For quite some time, I’ve been saying to my peers and detractors that 2018 might finally be the year the “cloud” takes off, whether we’re talking storage in the cloud, CAD in the cloud, simulation in the cloud – whatever in the cloud. I also think that another “cloud” innovation that will get its just attention is the point cloud that will grow far beyond its traditional role for representing surfaces to becoming an integral component of 3D modeling and maybe even virtual reality.
So, exactly what is a point cloud? Technically, a point cloud is a data base containing points in a 3D coordinate system. A point cloud is a very accurate digital record of an object or space. It is saved as a (very) large number of points that cover surfaces of a scanned/sensed object. The points in a point clouds are always located on the external surfaces of visible objects, because they are the points reflected from scanned objects.
In a three-dimensional coordinate system, these points are usually defined by X, Y, and Z coordinates, and intended to represent the external surface of an object.

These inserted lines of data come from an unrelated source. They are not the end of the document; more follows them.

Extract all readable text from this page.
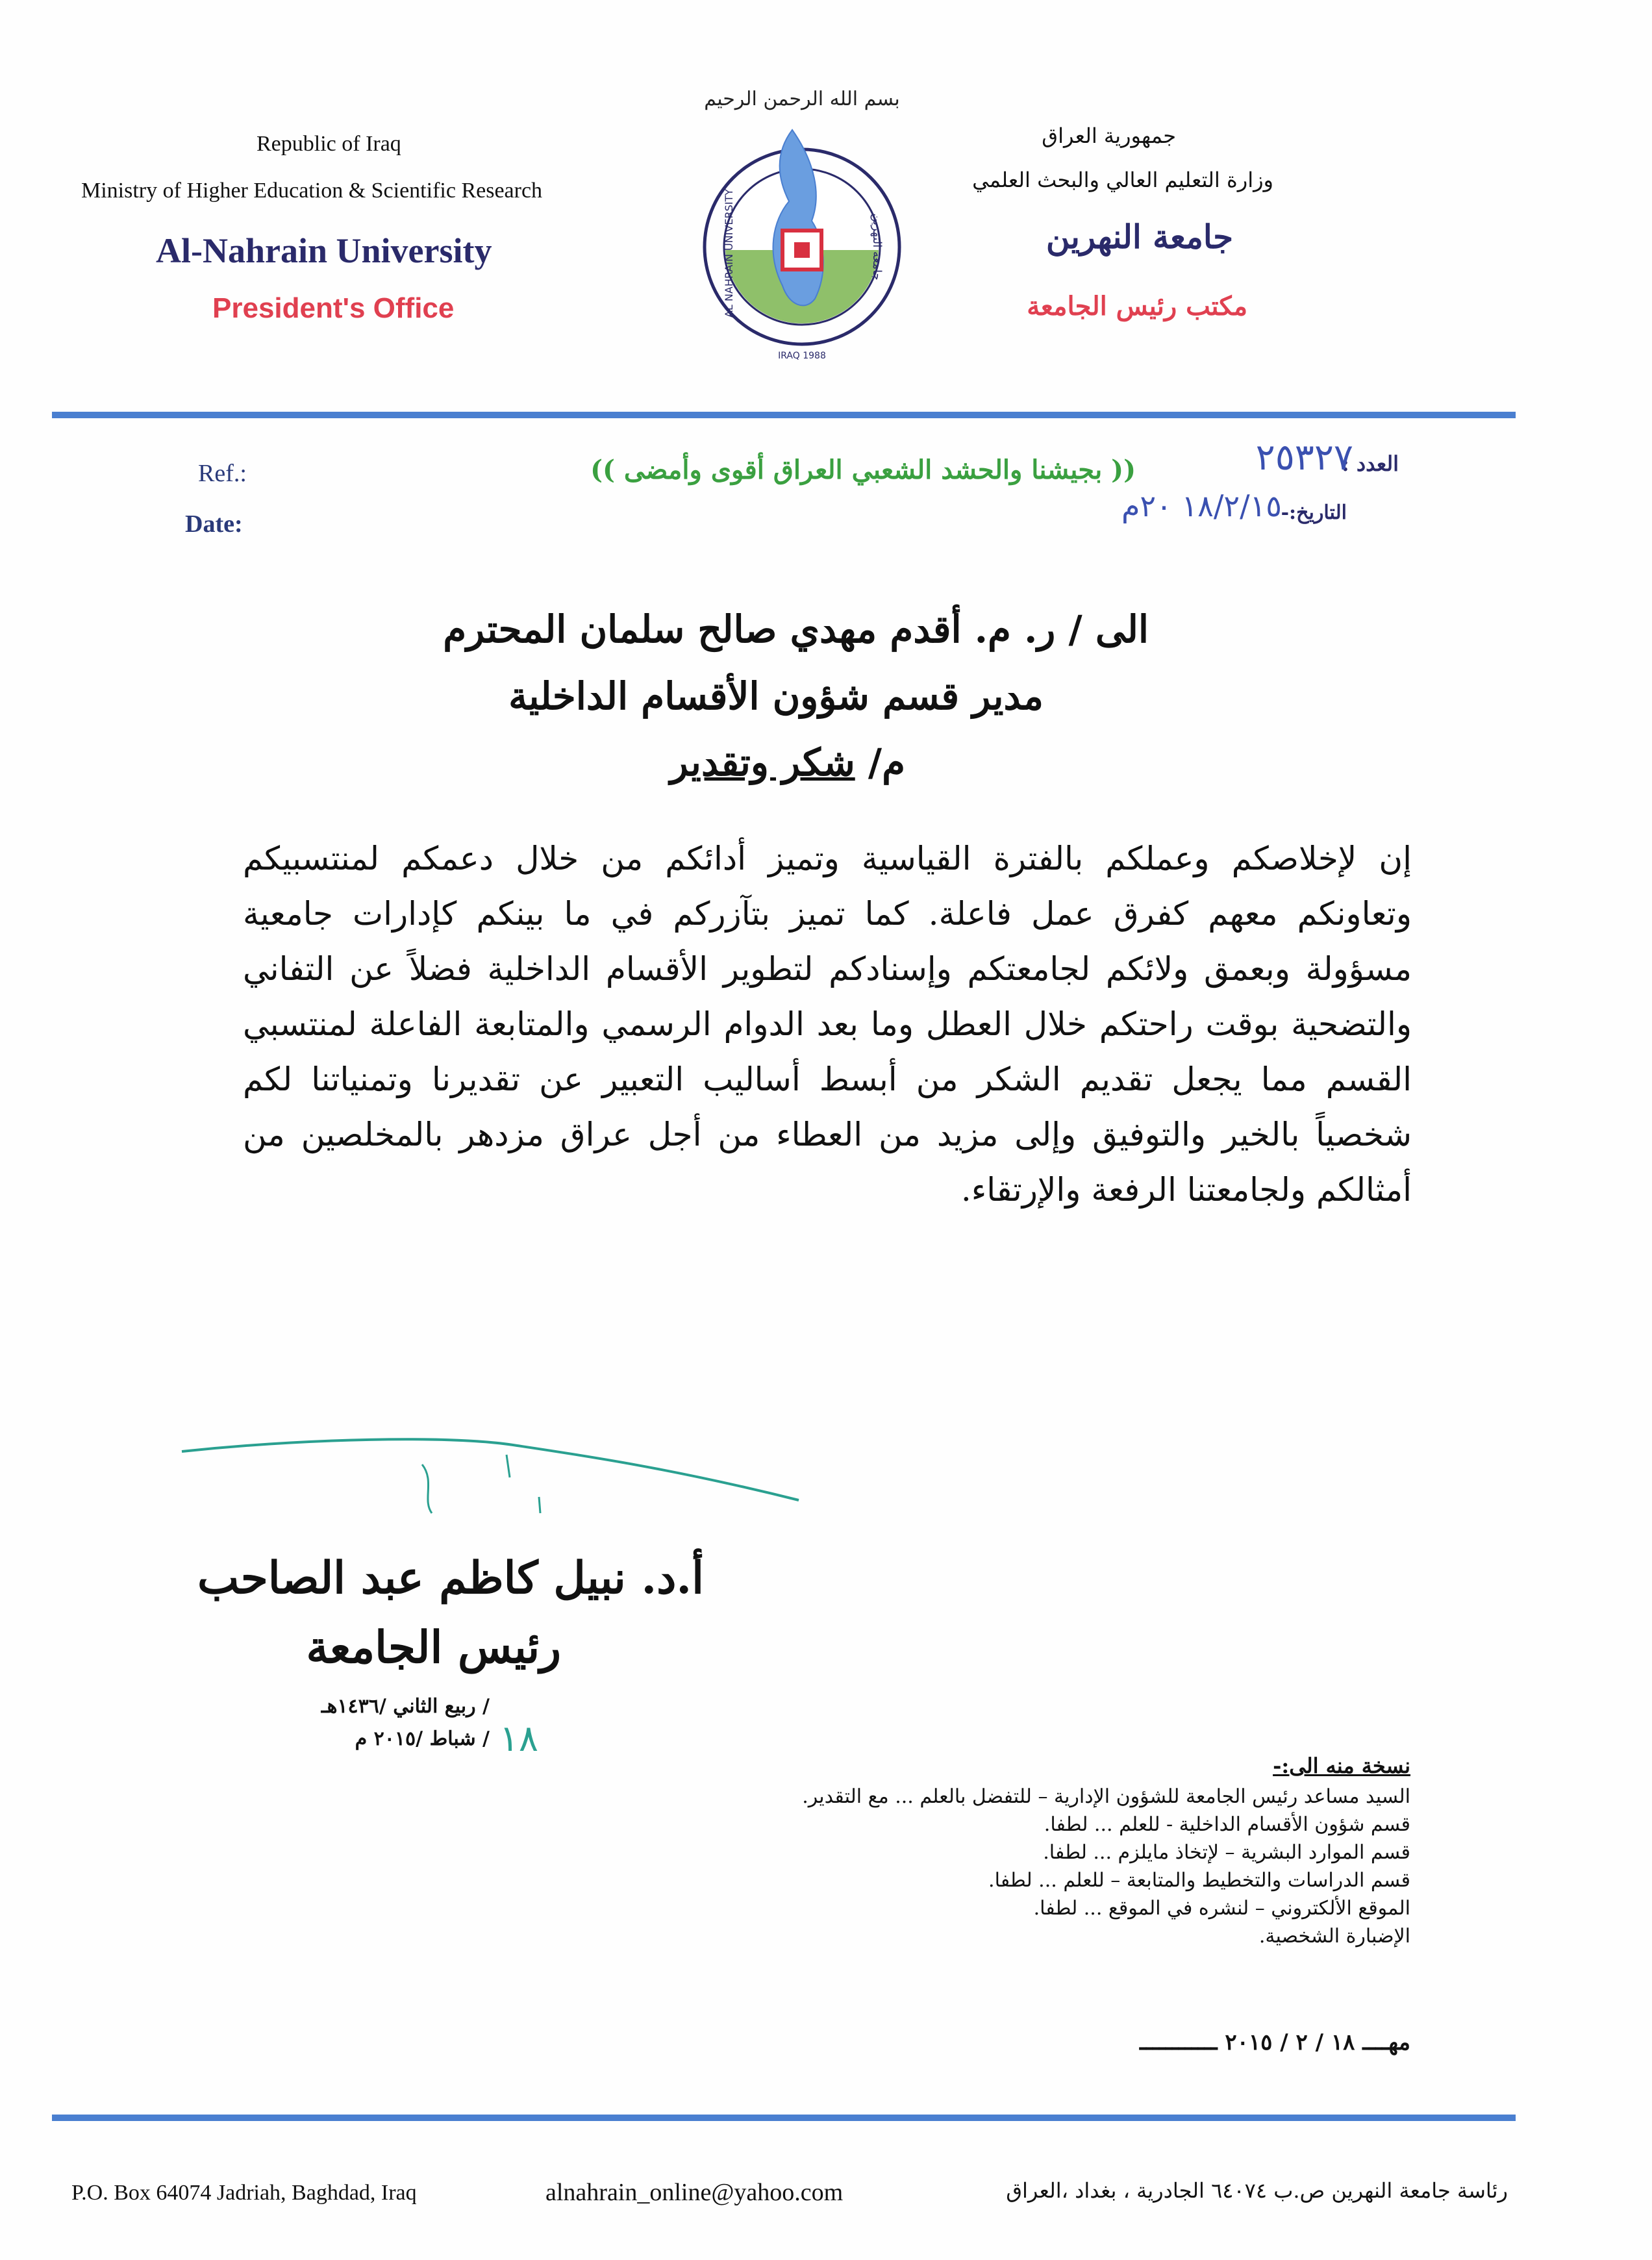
Republic of Iraq
Ministry of Higher Education & Scientific Research
Al-Nahrain University
President's Office
جمهورية العراق
وزارة التعليم العالي والبحث العلمي
جامعة النهرين
مكتب رئيس الجامعة
بسم الله الرحمن الرحيم
AL NAHRAIN UNIVERSITY	جامعة النهرين
IRAQ 1988
Ref.:
Date:
(( بجيشنا والحشد الشعبي العراق أقوى وأمضى ))	العدد :
٢٥٣٢٧
التاريخ:-
١٨/٢/١٥ ٢٠م
الى / ر. م. أقدم مهدي صالح سلمان المحترم
مدير قسم شؤون الأقسام الداخلية
م/ شكر وتقدير
إن لإخلاصكم وعملكم بالفترة القياسية وتميز أدائكم من خلال دعمكم لمنتسبيكم وتعاونكم معهم كفرق عمل فاعلة. كما تميز بتآزركم في ما بينكم كإدارات جامعية مسؤولة وبعمق ولائكم لجامعتكم وإسنادكم لتطوير الأقسام الداخلية فضلاً عن التفاني والتضحية بوقت راحتكم خلال العطل وما بعد الدوام الرسمي والمتابعة الفاعلة لمنتسبي القسم مما يجعل تقديم الشكر من أبسط أساليب التعبير عن تقديرنا وتمنياتنا لكم شخصياً بالخير والتوفيق وإلى مزيد من العطاء من أجل عراق مزدهر بالمخلصين من أمثالكم ولجامعتنا الرفعة والإرتقاء.
أ.د. نبيل كاظم عبد الصاحب
رئيس الجامعة
/ ربيع الثاني /١٤٣٦هـ
/ شباط /٢٠١٥ م ١٨
نسخة منه الى:-
السيد مساعد رئيس الجامعة للشؤون الإدارية – للتفضل بالعلم ... مع التقدير.
قسم شؤون الأقسام الداخلية - للعلم ... لطفا.
قسم الموارد البشرية – لإتخاذ مايلزم ... لطفا.
قسم الدراسات والتخطيط والمتابعة – للعلم ... لطفا.
الموقع الألكتروني – لنشره في الموقع ... لطفا.
الإضبارة الشخصية.
مهــــ ١٨ / ٢ / ٢٠١٥ ــــــــــــ
P.O. Box 64074 Jadriah, Baghdad, Iraq	alnahrain_online@yahoo.com	رئاسة جامعة النهرين ص.ب ٦٤٠٧٤ الجادرية ، بغداد ،العراق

Point clouds can be created by several methods, including 3D scanners and photographs. These devices measure a large number of points on an object’s surface, and often output a point cloud as a data file. The point cloud represents the set of points that the device has measured.

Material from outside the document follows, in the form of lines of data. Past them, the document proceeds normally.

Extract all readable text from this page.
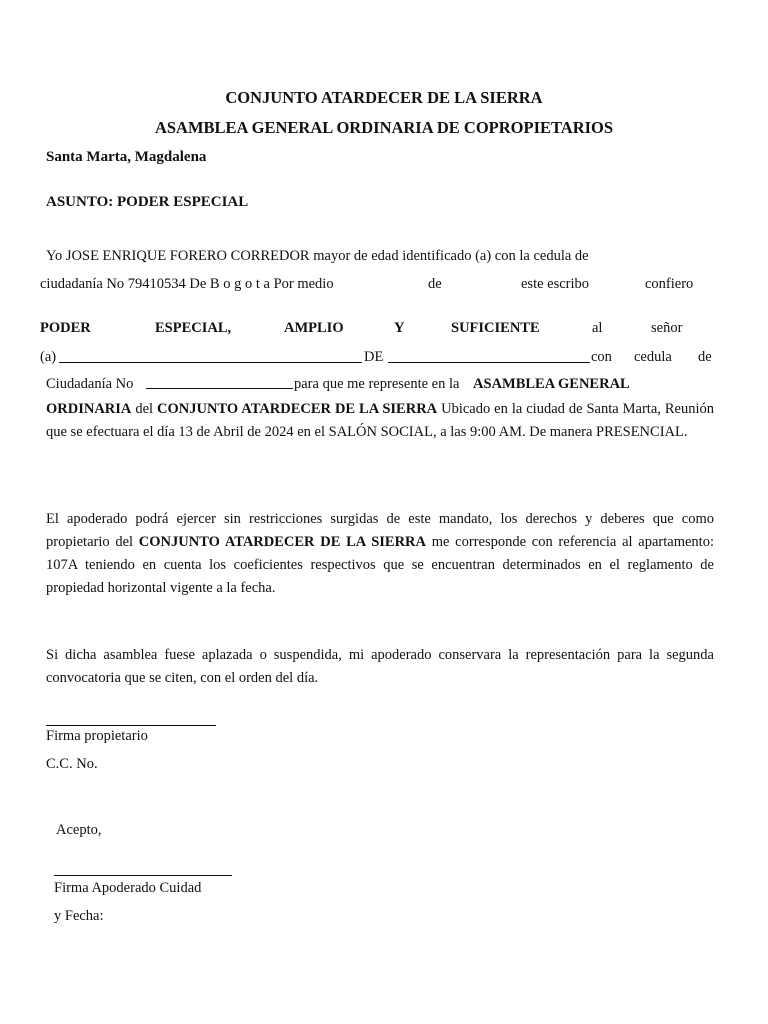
CONJUNTO ATARDECER DE LA SIERRA
ASAMBLEA GENERAL ORDINARIA DE COPROPIETARIOS
Santa Marta, Magdalena
ASUNTO: PODER ESPECIAL
Yo JOSE ENRIQUE FORERO CORREDOR mayor de edad identificado (a) con la cedula de
ciudadanía No 79410534 De B o g o t a Por medio	de	este escribo	confiero
PODER	ESPECIAL,	AMPLIO	Y	SUFICIENTE	al	señor
(a)	DE	con cedula de
Ciudadanía No	para que me represente en la ASAMBLEA GENERAL
ORDINARIA del CONJUNTO ATARDECER DE LA SIERRA Ubicado en la ciudad de Santa Marta, Reunión que se efectuara el día 13 de Abril de 2024 en el SALÓN SOCIAL, a las 9:00 AM. De manera PRESENCIAL.
El apoderado podrá ejercer sin restricciones surgidas de este mandato, los derechos y deberes que como propietario del CONJUNTO ATARDECER DE LA SIERRA me corresponde con referencia al apartamento: 107A teniendo en cuenta los coeficientes respectivos que se encuentran determinados en el reglamento de propiedad horizontal vigente a la fecha.
Si dicha asamblea fuese aplazada o suspendida, mi apoderado conservara la representación para la segunda convocatoria que se citen, con el orden del día.
Firma propietario
C.C. No.
Acepto,
Firma Apoderado Cuidad
y Fecha:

Reality Capture – Converting Photos Into 3D Models
The key factor in acquiring point cloud data is the access/visibility to scanned surfaces. It is important to remember, that point clouds are created with visible access to real objects. Regardless of the method of acquisition (scanner or photos). It is impossible to obtain points on the surfaces that are not visible from the position from which data is collected. This means that to cover entire objects, many scanning positions must be combined.